Item 5.02. Departure of Directors or Certain Officers; Election of Directors; Appointment of Certain Officers; Compensatory Arrangements of Certain Officers.

On August 7, 2022, the Company entered into an amendment to the Severance Pay Agreement (as amended) with Jeffrey A. Bertelsen which clarifies that, for purposes of calculating the cash severance amount payable to Mr. Bertelsen pursuant to such agreement, which payment is equal to one times Mr. Bertelsen's annual compensation (determined by averaging his annual compensation over the three-year period preceding the calendar year in which the Change in Control occurs), Mr. Bertelsen's "annual compensation" shall be the gross annual base salary and gross annual cash incentive bonus paid to Mr. Bertelsen during such three-year period.




Item 8.01. Other Items.



On August 8, 2022, the Company issued a press release announcing execution of the Merger Agreement. A copy of the press release is included as Exhibit 99.1 and is incorporated by reference.

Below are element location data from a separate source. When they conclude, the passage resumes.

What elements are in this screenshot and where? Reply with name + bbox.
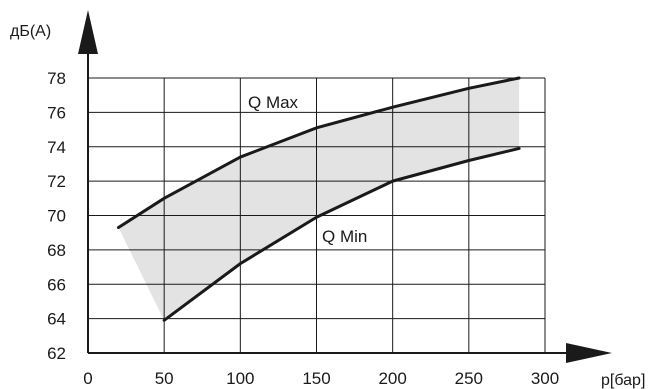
- y-tick-label: 68: [47, 241, 66, 260]
- y-tick-label: 78: [47, 69, 66, 88]
- y-tick-label: 70: [47, 207, 66, 226]
- y-tick-label: 76: [47, 103, 66, 122]
- tick-label-layer: 62 64 66 68 70 72 74 76 78 0 50 100 150 200 250 300: [47, 69, 559, 388]
- band-area: [118, 78, 520, 321]
- x-tick-label: 100: [226, 369, 254, 388]
- x-axis-title: p[бар]: [601, 372, 645, 389]
- series-label-q-min: Q Min: [322, 227, 367, 246]
- x-tick-label: 300: [531, 369, 559, 388]
- x-tick-label: 200: [378, 369, 406, 388]
- shaded-band-layer: [118, 78, 520, 321]
- y-axis-title: дБ(А): [10, 23, 51, 40]
- y-tick-label: 72: [47, 172, 66, 191]
- series-line-q-max: [116, 76, 521, 230]
- series-line-q-min: [162, 146, 521, 322]
- grid-layer: [88, 77, 546, 353]
- x-tick-label: 250: [455, 369, 483, 388]
- y-tick-label: 74: [47, 138, 66, 157]
- y-tick-label: 62: [47, 344, 66, 363]
- x-axis-arrow: [566, 343, 612, 363]
- y-tick-label: 64: [47, 310, 66, 329]
- y-tick-label: 66: [47, 275, 66, 294]
- axes-layer: [78, 10, 612, 363]
- x-tick-label: 150: [302, 369, 330, 388]
- series-label-q-max: Q Max: [248, 93, 299, 112]
- x-tick-label: 0: [83, 369, 92, 388]
- y-axis-arrow: [78, 10, 98, 54]
- series-layer: [116, 76, 521, 322]
- x-tick-label: 50: [155, 369, 174, 388]
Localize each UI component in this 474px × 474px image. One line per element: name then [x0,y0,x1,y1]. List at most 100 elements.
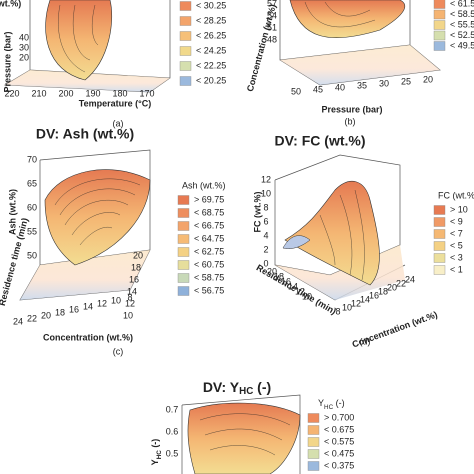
legend-label: < 24.25 [196,45,226,55]
tick-label: 50 [291,86,301,96]
tick-label: 40 [19,32,29,42]
panel-title-main: DV: Y [203,379,240,395]
axis-label-sub: HC [156,450,163,460]
legend-swatch [433,253,446,263]
axis-label: Ash (wt.%) [7,189,17,235]
legend-label: > 10 [450,204,468,214]
legend-label: < 49.5 [450,40,474,50]
tick-label: 18 [131,262,141,272]
tick-label: 12 [351,298,361,308]
panel-caption: (a) [113,118,124,128]
legend-swatch [307,449,320,459]
tick-label: 30 [19,42,29,52]
panel-e-plot [181,394,301,474]
legend-swatch [177,273,190,283]
legend-label: < 66.75 [194,220,224,230]
legend-label: < 0.375 [324,460,354,470]
legend-label: < 28.25 [196,15,226,25]
panel-caption: (b) [345,116,356,126]
tick-label: 170 [139,88,154,98]
tick-label: 16 [129,274,139,284]
tick-label: 25 [401,76,411,86]
panel-title: DV: Ash (wt.%) [36,126,134,142]
axis-label-tail: (-) [150,439,160,451]
legend-label: < 52.5 [450,30,474,40]
legend-swatch [433,9,446,20]
legend-label: < 64.75 [194,233,224,243]
legend-swatch [307,413,320,423]
tick-label: 12 [261,174,271,184]
tick-label: 16 [69,304,79,314]
legend-label: < 56.75 [194,285,224,295]
legend-label: < 0.475 [324,448,354,458]
legend-swatch [307,437,320,447]
tick-label: 210 [31,88,46,98]
legend-label: > 0.700 [324,412,354,422]
legend-swatch [177,195,190,205]
tick-label: 220 [4,88,19,98]
tick-label: 57 [267,0,277,8]
legend-swatch [307,425,320,435]
tick-label: 70 [27,154,37,164]
legend-title: YHC (-) [318,398,345,410]
legend-label: < 0.675 [324,424,354,434]
legend-label: < 30.25 [196,0,226,10]
legend-label: < 55.5 [450,19,474,29]
legend-swatch [179,76,192,86]
tick-label: 60 [27,202,37,212]
tick-label: 20 [267,266,277,276]
legend-label: < 9 [450,216,463,226]
legend-label: < 20.25 [196,75,226,85]
tick-label: 18 [55,307,65,317]
tick-label: 10 [123,310,133,320]
legend-swatch [179,31,192,41]
panel-title-tail: (-) [253,379,271,395]
tick-label: 12 [125,298,135,308]
tick-label: 20 [387,282,397,292]
legend-title-sub: HC [324,404,334,411]
tick-label: 200 [58,88,73,98]
legend-label: < 22.25 [196,60,226,70]
legend-swatch [177,234,190,244]
tick-label: 10 [261,188,271,198]
axis-label-main: Y [150,459,160,465]
legend-title-main: Y [318,398,324,408]
axis-label: Pressure (bar) [2,31,12,92]
tick-label: 24 [405,274,415,284]
panel-b-plot [279,0,441,86]
panel-title-sub: HC [239,386,253,397]
legend-swatch [433,41,446,51]
legend-label: < 0.575 [324,436,354,446]
legend-label: < 61.5 [450,0,474,8]
legend-title: Ash (wt.%) [182,180,226,190]
legend-label: < 5 [450,240,463,250]
tick-label: 8 [127,292,132,302]
panel-c-plot [19,149,151,301]
tick-label: 24 [13,316,23,326]
tick-label: 0.7 [166,404,179,414]
legend-swatch [433,241,446,251]
legend-swatch [179,1,192,11]
legend-swatch [177,286,190,296]
tick-label: 14 [360,294,370,304]
legend-swatch [177,208,190,218]
tick-label: 180 [112,88,127,98]
tick-label: 16 [281,276,291,286]
legend-label: < 58.5 [450,9,474,19]
tick-label: 14 [288,281,298,291]
axis-label: Temperature (°C) [79,98,151,108]
panel-caption: (d) [360,336,371,346]
tick-label: 10 [302,291,312,301]
legend-swatch [433,20,446,30]
tick-label: 190 [85,88,100,98]
tick-label: 0 [263,258,268,268]
legend-title: FC (wt.%) [438,190,474,200]
panel-title: DV: YHC (-) [203,379,271,397]
legend-swatch [177,260,190,270]
tick-label: 18 [274,271,284,281]
tick-label: 51 [267,22,277,32]
legend-label: < 60.75 [194,259,224,269]
legend-swatch [433,30,446,41]
tick-label: 22 [27,313,37,323]
tick-label: 8 [263,202,268,212]
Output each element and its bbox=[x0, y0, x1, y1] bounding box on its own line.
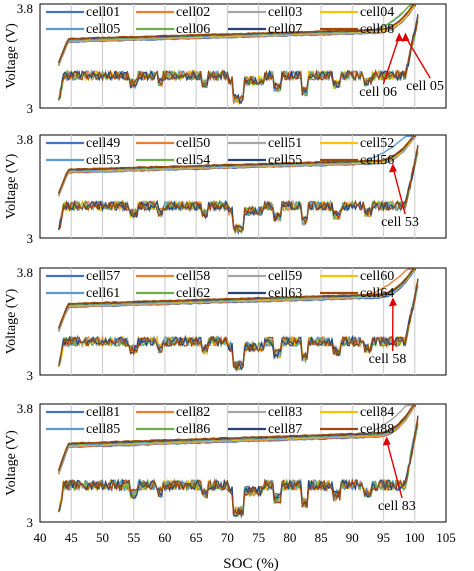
x-tick-label: 65 bbox=[190, 530, 203, 545]
x-tick-label: 80 bbox=[283, 530, 296, 545]
annotation-arrow bbox=[392, 167, 406, 215]
legend-label: cell88 bbox=[360, 422, 394, 437]
x-axis-label: SOC (%) bbox=[223, 556, 278, 571]
series-line-cell64 bbox=[58, 268, 416, 329]
legend-label: cell54 bbox=[176, 153, 210, 168]
x-tick-label: 75 bbox=[252, 530, 265, 545]
y-tick-label: 3 bbox=[27, 368, 34, 383]
annotation-label: cell 53 bbox=[381, 215, 419, 230]
legend-label: cell53 bbox=[86, 153, 120, 168]
legend-label: cell04 bbox=[360, 5, 394, 20]
annotation-label: cell 58 bbox=[369, 352, 407, 367]
legend-label: cell08 bbox=[360, 22, 394, 37]
annotation-arrowhead bbox=[395, 32, 404, 42]
annotation-arrowhead bbox=[388, 163, 397, 173]
legend-label: cell82 bbox=[176, 405, 210, 420]
series-line-cell88 bbox=[58, 404, 416, 471]
annotation-arrowhead bbox=[382, 436, 391, 446]
x-tick-label: 60 bbox=[158, 530, 171, 545]
x-tick-label: 95 bbox=[377, 530, 390, 545]
x-tick-label: 50 bbox=[96, 530, 109, 545]
legend-label: cell83 bbox=[268, 405, 302, 420]
y-tick-label: 3 bbox=[27, 101, 34, 116]
series-line-cell88-rest bbox=[58, 417, 419, 517]
annotation-label: cell 83 bbox=[378, 499, 416, 514]
series-line-cell08-rest bbox=[58, 16, 419, 102]
y-tick-label: 3.8 bbox=[17, 265, 33, 280]
legend-label: cell52 bbox=[360, 136, 394, 151]
x-tick-label: 70 bbox=[221, 530, 234, 545]
y-axis-label: Voltage (V) bbox=[4, 430, 19, 496]
y-tick-label: 3.8 bbox=[17, 1, 33, 16]
y-axis-label: Voltage (V) bbox=[4, 23, 19, 89]
x-tick-label: 55 bbox=[127, 530, 140, 545]
annotation-label: cell 05 bbox=[406, 79, 444, 94]
y-axis-label: Voltage (V) bbox=[4, 288, 19, 354]
x-tick-label: 40 bbox=[34, 530, 47, 545]
legend-label: cell64 bbox=[360, 286, 394, 301]
legend-label: cell86 bbox=[176, 422, 210, 437]
series-line-cell08 bbox=[58, 4, 416, 63]
x-tick-label: 100 bbox=[405, 530, 425, 545]
annotation-label: cell 06 bbox=[359, 85, 397, 100]
x-tick-label: 90 bbox=[346, 530, 359, 545]
legend-label: cell61 bbox=[86, 286, 120, 301]
x-tick-label: 105 bbox=[436, 530, 456, 545]
legend-label: cell62 bbox=[176, 286, 210, 301]
y-tick-label: 3.8 bbox=[17, 132, 33, 147]
legend-label: cell51 bbox=[268, 136, 302, 151]
legend-label: cell01 bbox=[86, 5, 120, 20]
legend-label: cell85 bbox=[86, 422, 120, 437]
legend-label: cell03 bbox=[268, 5, 302, 20]
y-tick-label: 3 bbox=[27, 231, 34, 246]
panel-1: 3.8 3 Voltage (V) cell01 cell02 cell03 cell04 c… bbox=[4, 1, 447, 116]
legend-label: cell02 bbox=[176, 5, 210, 20]
panel-4: 3.8 3 Voltage (V) cell81 cell82 cell83 cell84 c… bbox=[4, 401, 447, 530]
series-line-cell52 bbox=[58, 135, 417, 195]
annotation-arrow bbox=[404, 36, 431, 79]
legend-label: cell50 bbox=[176, 136, 210, 151]
legend-label: cell07 bbox=[268, 22, 302, 37]
legend-label: cell57 bbox=[86, 269, 120, 284]
series-line-cell56-rest bbox=[58, 146, 419, 233]
annotation-arrow bbox=[385, 440, 403, 499]
annotation-arrow bbox=[382, 36, 400, 85]
y-axis-label: Voltage (V) bbox=[4, 153, 19, 219]
legend-label: cell84 bbox=[360, 405, 394, 420]
legend-label: cell49 bbox=[86, 136, 120, 151]
legend-label: cell06 bbox=[176, 22, 210, 37]
y-tick-label: 3.8 bbox=[17, 401, 33, 416]
series-line-cell56 bbox=[58, 135, 416, 193]
panel-2: 3.8 3 Voltage (V) cell49 cell50 cell51 cell52 c… bbox=[4, 132, 447, 246]
legend-label: cell55 bbox=[268, 153, 302, 168]
legend-label: cell87 bbox=[268, 422, 302, 437]
annotation-arrowhead bbox=[388, 297, 397, 307]
series-line-cell64-rest bbox=[58, 280, 419, 372]
legend-label: cell05 bbox=[86, 22, 120, 37]
legend-label: cell59 bbox=[268, 269, 302, 284]
annotation-arrowhead bbox=[401, 32, 410, 42]
legend-label: cell81 bbox=[86, 405, 120, 420]
panel-3: 3.8 3 Voltage (V) cell57 cell58 cell59 cell60 c… bbox=[4, 265, 447, 383]
x-tick-label: 45 bbox=[65, 530, 78, 545]
legend-label: cell58 bbox=[176, 269, 210, 284]
y-tick-label: 3 bbox=[27, 515, 34, 530]
legend-label: cell56 bbox=[360, 153, 394, 168]
legend-label: cell60 bbox=[360, 269, 394, 284]
legend-label: cell63 bbox=[268, 286, 302, 301]
x-tick-label: 85 bbox=[315, 530, 328, 545]
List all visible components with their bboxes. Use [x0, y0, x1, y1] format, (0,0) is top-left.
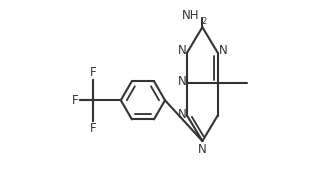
Text: N: N — [178, 75, 186, 88]
Text: N: N — [178, 45, 186, 57]
Text: 2: 2 — [202, 17, 207, 26]
Text: F: F — [89, 66, 96, 79]
Text: N: N — [198, 143, 207, 156]
Text: N: N — [178, 108, 186, 121]
Text: F: F — [72, 94, 78, 107]
Text: N: N — [218, 45, 227, 57]
Text: F: F — [89, 122, 96, 135]
Text: NH: NH — [182, 9, 199, 22]
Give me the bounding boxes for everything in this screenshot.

Item 9.01. Financial Statements and Exhibits.





(d)  Exhibits




Exhibit  Description
No.

  2.1      Agreement and Plan of Merger, dated August 7, 2022, among CyberOptics
         Corporation, Nordson Corporation and Meta Merger Company*

  10.1     Third Amendment to Severance Pay Agreement of Jeffrey A. Bertelsen

  99.1     Press Release of the Company, dated August 8, 2022

104      Cover Page Interactive Data File (embedded within the Inline XBRL
         document)





* Schedules and exhibits omitted pursuant to Item 601(b)(2) of Regulation S-K. The Company will furnish supplementally a copy of any omitted schedule or exhibit to the SEC upon request. The Company may request confidential treatment pursuant to Rule 24b-2 of the Securities Exchange Act of 1934, as amended, for any schedules or exhibits so furnished.